Mighta', coulda', probly-a, did-a is not a set of logic steps that are objective. And, oh yes, I have indeed read and thought on the fundamentals of logic theory and rigorous thinking and informal logic, and logical fallacies, and ego defense mechanisms, and how to structure a compelling debate, and propaganda techniques... and much much more, until my eyeballs are read and my head aches, and I find NOTHING to refute the point I wish to SUGGEST you, too, take into mind, as you ponder things no human (which includes no scientist) actually knows for a certainty.
Now if he had ended up saying, "This is the best story anybody can come up with to fit the data we have so far, and this story is convenient in arriving at certain ways of categorizing species and trying to make sense of things we don't have ALL the information we need to come up with something better... I would admire his thinking enthusiastically and abundantly. But he took what is, in my estimation, a wonderful argumentation too far, and posed it as "what science tells us," and therefore what makes any oth alternative explanation absurd.
Notice that I am NOT arguing creationism here. I'm arguing in favor of scientific objectivity, which stops short of going off into dogmatism, and turning right around and asserting that one knows the dogma is CERTAIN, and is scientifically exhaustive in its exclusion (its ruling out) of any other alternative.
Have I strayed from the subject here? Not really. One cannot speak about objectivity in science, relative to ANY branch of science, and avoid issues of what scientists actually know, and how they know it, and how much science is unable to escape the need for working hypotheses to be recognized as working hypotheses and no more.Â
And that is where I must leave this matter of such gene structurings, and such traits in common across multiple species, and the weirdest of all reality that in isolated areas in evolutionary history some traits have arisen or declined across species.

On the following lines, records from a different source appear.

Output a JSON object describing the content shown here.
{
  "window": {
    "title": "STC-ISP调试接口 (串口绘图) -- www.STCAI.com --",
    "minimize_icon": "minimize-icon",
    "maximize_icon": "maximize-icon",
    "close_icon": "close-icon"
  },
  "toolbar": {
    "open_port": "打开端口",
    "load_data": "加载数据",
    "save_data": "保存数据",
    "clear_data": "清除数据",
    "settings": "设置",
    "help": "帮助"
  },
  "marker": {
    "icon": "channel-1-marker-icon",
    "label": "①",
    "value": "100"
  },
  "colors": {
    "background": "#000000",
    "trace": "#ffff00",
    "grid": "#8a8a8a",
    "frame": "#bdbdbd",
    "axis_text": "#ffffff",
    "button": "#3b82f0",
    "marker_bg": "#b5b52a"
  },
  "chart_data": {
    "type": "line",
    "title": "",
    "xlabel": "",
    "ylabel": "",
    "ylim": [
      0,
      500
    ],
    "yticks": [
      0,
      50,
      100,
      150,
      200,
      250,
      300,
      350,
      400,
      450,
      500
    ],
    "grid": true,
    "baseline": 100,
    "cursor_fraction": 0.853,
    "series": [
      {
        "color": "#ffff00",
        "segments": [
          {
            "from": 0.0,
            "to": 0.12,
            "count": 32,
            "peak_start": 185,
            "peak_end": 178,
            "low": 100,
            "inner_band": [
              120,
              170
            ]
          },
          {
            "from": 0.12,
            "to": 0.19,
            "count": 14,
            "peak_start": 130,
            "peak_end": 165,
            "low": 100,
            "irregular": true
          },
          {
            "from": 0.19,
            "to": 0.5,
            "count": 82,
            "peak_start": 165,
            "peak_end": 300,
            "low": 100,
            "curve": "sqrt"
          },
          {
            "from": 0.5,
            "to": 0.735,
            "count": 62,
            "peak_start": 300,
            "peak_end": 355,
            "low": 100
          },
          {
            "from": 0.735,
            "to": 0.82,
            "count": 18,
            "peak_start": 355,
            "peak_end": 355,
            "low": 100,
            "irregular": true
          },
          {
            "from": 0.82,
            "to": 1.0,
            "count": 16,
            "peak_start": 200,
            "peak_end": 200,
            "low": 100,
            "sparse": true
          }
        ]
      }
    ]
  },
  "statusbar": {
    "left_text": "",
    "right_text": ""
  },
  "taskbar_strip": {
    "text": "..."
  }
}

In looking at THE EVIDENCE, in seeking more EVIDENCE, we are wise to be guided to a large extent by our wonderful human ability to perceive patterns... and to link those patterns together into one or more stories...
That being said, gene jumps across species -- if then cannot be ruled in for numerous archeological patterns -- are not rulable out, yet, either.
If we assume it COULD have occurred, maybe our next step might be to look around for vectors which could have, or still could be, carrying a gene from one species and inserting it into another somehow.
Viruses perhaps?
Bacteria?
Who knows what amazing secrets remain to be uncovered,as mankind's OBJECTIVE scientists, go on to discover still more pieces of the puzzle, and our brightests and best scientific synthesists are forced by additional hard evidence to alter the "stories" we rely on today, or even to arrive at stories we have not yet even dreamed of.
Meanwhile, what's so wrong with knocking back our egos that urge us to pretent to know more than we really do, when we could say, "Well, actually, there are some things we just don't freaking know... but we're wurkin' on it.
If we are not being objective enough to say, "I don't KNOW, but I'll tell you where I am in my thinking at present on it," then we are blinding ourselves and blocking our ability to move forward in an open-ended, thence scientific, way.